If You Can't Stand The Heat, Do You Have To Get Out Of The Kitchen?

07.02.21 9:11 PM

A heat wave, at least in Canada, has resulted in some record temperatures and nearly unbelievable thermostat readings this past week.  With temperatures surpassing 40°C (that's 104°F for the American readers) and even getting as hot as 46° (114°F) where some of BMI's staff is, it is understandably difficult to focus on work.  The allures of the pool, beach, lake, or any other such means by which people are trying to beat the heat are made even worse than in years past by the fact that local restrictions are finally being relaxed, and the population wants to capitalize on it.  Such a combination of factors ultimately poses the question: are you in a position to be able to enjoy the weather?

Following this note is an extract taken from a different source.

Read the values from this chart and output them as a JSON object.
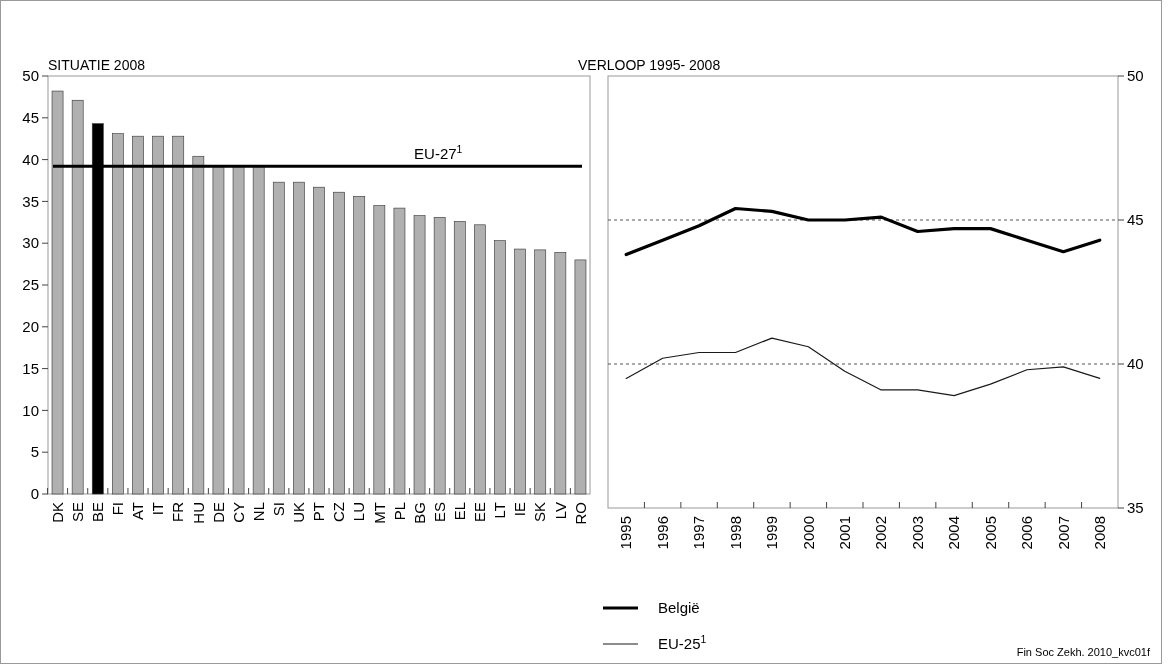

It's a difficult question.  Not merely out of some arbitrary calculation on whether there is enough banked holidays or vacation budget to take a few days off, but out of the underlying business principles.  Are you in a position that, if you take time off from your company, things will continue to operate smoothly?  Do you have reservations or doubts about how long you can take off before things start to go sideways?  Are the day-to-day logistics of your company secure and sufficiently established to be executed without your discerning eye?  Have you put yourself, accidentally or intentionally, in a situation where you and your business are synonymous, and one cannot exist without the other?

What do we do if we can't stand the heat?

The expression "if you can't stand the heat, get out of the kitchen" has been on the BMI radar for this last week, in both the business and personal sense.  When the temperature is 40°C across the entire country, how do you "get out of the kitchen?"  In that same vein, when the pressure of work is overwhelming, compounded by desire to capitalize on the weather, how do you take the departure so desperately needed?  Can you even take that departure?

The answers to these questions only have a starting point.  Despite the implication of the proverb, leaving the aforementioned kitchen because of the heat is not a weakness.  Recognizing and responding to external situations by reacting in a way within your control is far from weak; it is a critical strength that modern society does not often promote.  The heat of the kitchen - or the country - very well may be too much.  Accepting a weakness is the start; building a plan to overcome that weakness is the goal.  July's BMI challenge, then, is to look at your own "kitchen" and start to determine how you can handle the heats within.  Decentralizing processes or automating them so you can take leave the kitchen when you want (or need to) is one such way; analyzing where the heat is coming from and if that proverbial burner even needs to be on is another.  No matter what solutions you start to devise, BMI is here to provide the support and infrastructure your organization needs to make them a reality.